I cleaned the kitchen today.

The kitchen table, which I haven't seen the whole of for what feels like months is cleaned off. My baking table is empty except for the cookies I made to celebrate. The dishes, save for five big items and a couple small ones that can really wait until tomorrow, are done as well. I swept the floor, but didn't mop yet. The rugs are in the dryer.

I went through my tea shelf, rearranged, and then, after deciding to go ahead and order the Artisan Bread in Five Minutes a Day book from Amazon (I will be going to Borders tomorrow or Tuesday, whichever day I am working 8-5 to find remaindered books to buy with my gift card, and I also need a weekly calendar as well), discovered that they had my Celestial Seasonings Wellness Tea for $20/6 boxes*, which is significantly cheaper than Kroger's price. (Note to anyone interested: I bought this tea on a whim. Every time I've thought I was coming down with something this winter, I've had a cup of this tea. And every single time, I haven't caught whatever I was coming down with. It's amazing stuff!)

I ordered some other books from Amazon too. Basically, I spent my Christmas money on a book order. I wanted to use it for something special, and books are special enough. I ordered the following books: Greens Glorious Greens, (it evidently has kale recipes, which I really need), 366 Ways to Cook Rice, Beans, and Grains; Whole Grains, Every Day, Every Way, the Artisan Bread book, King Arthur Flour Whole Grain Baking, and, because it was on sale for cheap, Food to Live By: The Earthbound Farm Organic Cookbook. Do you sense a theme here? :)
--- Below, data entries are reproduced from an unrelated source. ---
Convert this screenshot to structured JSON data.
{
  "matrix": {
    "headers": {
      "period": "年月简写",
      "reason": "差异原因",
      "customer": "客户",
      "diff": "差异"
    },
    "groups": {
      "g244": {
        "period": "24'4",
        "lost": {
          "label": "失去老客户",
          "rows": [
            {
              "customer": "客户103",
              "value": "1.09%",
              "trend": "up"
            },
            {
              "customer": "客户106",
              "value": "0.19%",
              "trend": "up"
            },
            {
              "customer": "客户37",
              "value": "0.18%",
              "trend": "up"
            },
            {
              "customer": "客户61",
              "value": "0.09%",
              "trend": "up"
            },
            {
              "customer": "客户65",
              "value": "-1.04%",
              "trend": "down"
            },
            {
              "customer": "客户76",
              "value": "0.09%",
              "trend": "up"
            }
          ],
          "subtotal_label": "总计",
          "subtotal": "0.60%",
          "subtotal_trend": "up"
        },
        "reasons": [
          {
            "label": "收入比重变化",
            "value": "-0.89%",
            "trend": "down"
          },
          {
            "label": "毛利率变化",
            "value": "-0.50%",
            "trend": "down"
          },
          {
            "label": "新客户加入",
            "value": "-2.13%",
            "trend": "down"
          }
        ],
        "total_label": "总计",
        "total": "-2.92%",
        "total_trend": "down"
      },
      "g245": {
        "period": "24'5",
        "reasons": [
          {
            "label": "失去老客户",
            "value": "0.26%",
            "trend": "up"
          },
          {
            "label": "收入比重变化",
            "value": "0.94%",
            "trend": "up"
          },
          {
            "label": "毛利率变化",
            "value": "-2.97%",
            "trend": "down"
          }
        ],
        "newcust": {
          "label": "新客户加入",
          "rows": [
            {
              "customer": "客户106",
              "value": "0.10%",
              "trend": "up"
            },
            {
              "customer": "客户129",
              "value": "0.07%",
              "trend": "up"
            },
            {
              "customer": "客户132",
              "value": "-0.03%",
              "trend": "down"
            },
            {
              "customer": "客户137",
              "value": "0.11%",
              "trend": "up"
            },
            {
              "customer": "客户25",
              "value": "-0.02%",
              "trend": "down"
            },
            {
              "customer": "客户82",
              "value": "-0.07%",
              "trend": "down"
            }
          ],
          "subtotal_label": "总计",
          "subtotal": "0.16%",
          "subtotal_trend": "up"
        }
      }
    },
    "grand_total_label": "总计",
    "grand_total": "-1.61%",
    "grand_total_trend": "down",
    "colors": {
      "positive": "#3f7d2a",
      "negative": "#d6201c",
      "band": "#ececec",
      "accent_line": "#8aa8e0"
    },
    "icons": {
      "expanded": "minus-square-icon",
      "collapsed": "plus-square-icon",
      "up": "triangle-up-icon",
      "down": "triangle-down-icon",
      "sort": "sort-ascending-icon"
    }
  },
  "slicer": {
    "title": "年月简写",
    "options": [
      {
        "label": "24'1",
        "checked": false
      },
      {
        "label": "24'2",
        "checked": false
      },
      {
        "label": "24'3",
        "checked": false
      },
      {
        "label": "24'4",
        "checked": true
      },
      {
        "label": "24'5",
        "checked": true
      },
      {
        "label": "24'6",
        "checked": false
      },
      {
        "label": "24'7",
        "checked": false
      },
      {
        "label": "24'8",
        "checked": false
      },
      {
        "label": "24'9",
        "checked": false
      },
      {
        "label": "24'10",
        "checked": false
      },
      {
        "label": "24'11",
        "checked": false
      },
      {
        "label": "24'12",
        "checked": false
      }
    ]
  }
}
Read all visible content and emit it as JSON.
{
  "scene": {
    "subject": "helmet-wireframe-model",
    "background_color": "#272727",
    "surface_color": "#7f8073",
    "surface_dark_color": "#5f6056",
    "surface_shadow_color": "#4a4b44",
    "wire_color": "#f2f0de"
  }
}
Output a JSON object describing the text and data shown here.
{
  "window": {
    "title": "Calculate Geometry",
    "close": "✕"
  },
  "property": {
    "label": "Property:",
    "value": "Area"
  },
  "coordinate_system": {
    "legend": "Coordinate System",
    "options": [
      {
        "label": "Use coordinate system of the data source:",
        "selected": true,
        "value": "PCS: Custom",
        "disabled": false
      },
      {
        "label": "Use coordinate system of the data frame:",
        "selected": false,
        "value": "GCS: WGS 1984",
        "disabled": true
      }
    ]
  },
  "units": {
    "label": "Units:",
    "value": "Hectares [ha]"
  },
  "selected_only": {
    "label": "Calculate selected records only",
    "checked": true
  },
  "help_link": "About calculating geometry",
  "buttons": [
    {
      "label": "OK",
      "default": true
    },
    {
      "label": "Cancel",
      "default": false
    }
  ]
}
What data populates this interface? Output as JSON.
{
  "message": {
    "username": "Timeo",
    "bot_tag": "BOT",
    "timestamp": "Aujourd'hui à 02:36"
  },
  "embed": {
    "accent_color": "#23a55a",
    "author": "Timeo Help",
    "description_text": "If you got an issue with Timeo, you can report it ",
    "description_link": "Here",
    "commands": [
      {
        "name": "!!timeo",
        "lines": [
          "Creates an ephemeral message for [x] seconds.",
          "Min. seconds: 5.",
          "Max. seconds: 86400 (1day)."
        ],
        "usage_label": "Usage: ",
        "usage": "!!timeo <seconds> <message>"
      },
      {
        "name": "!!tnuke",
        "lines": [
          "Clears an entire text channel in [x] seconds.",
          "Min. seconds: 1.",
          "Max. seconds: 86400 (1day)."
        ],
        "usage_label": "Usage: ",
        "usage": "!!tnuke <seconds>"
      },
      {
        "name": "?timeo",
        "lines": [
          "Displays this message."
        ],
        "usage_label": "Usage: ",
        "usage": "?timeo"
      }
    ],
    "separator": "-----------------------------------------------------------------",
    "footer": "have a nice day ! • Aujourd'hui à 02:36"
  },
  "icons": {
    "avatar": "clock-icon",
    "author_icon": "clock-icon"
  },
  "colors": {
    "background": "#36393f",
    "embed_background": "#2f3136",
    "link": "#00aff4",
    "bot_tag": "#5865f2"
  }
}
Essentially, what I'm looking for is a good cookbook so I can experiment with whole grain cooking. Since I have no room on my cookbook shelves for any of these cookbooks, I will be going through them a bit to weed before I receive my order.

I also decided--after much thought and deliberation, that I am not going to buy any more fiber-related equipment in 2009**, unless I sell something I have after trying it out and deciding it's not for me. There's a lady nearby who is selling a four-harness LeClerc loom, bench, extra reeds, and supplies for $400, and maybe if I had an extra $400 lying around I'd go ahead and buy it. But I know what will happen if I do: it will sit while I concentrate on other things, and by the time I eventually get around to working with it (think my big floor loom, which sat since May, or the spinning wheels, for that matter), it will have sat for months without use. (Or my serger.)

And what I really need to do instead of spend $400 is use what I have and decide if I really have enough for what I want to do with this. In all honesty, I probably do have enough. I am much more a color than pattern person anyway.

So one of my goals for the new year is to utilize the equipment I already have and learn how to use what I have before I add any more. I mean, if someone wants to give me another loom, I'm not going to say no. But I don't need to buy another one, unless I get rid of something that I won't be pursuing any longer. If that makes sense.

(This does not apply to yarn or weaving warp or anything like that, by the way.)

*Six boxes does sound like a lot, yes. But there are only 20 teabags per box, and at the rate I've been giving it away, I might need all six boxes. But seriously, I bought the box I have in November, and a month later, I have one teabag left. One measly teabag!

**However, I can buy something and then turn around to sell it and make a profit. Except, I have to sell it ASAP. Because we all know what happens when I decided to wait until later to sell something. Yeah.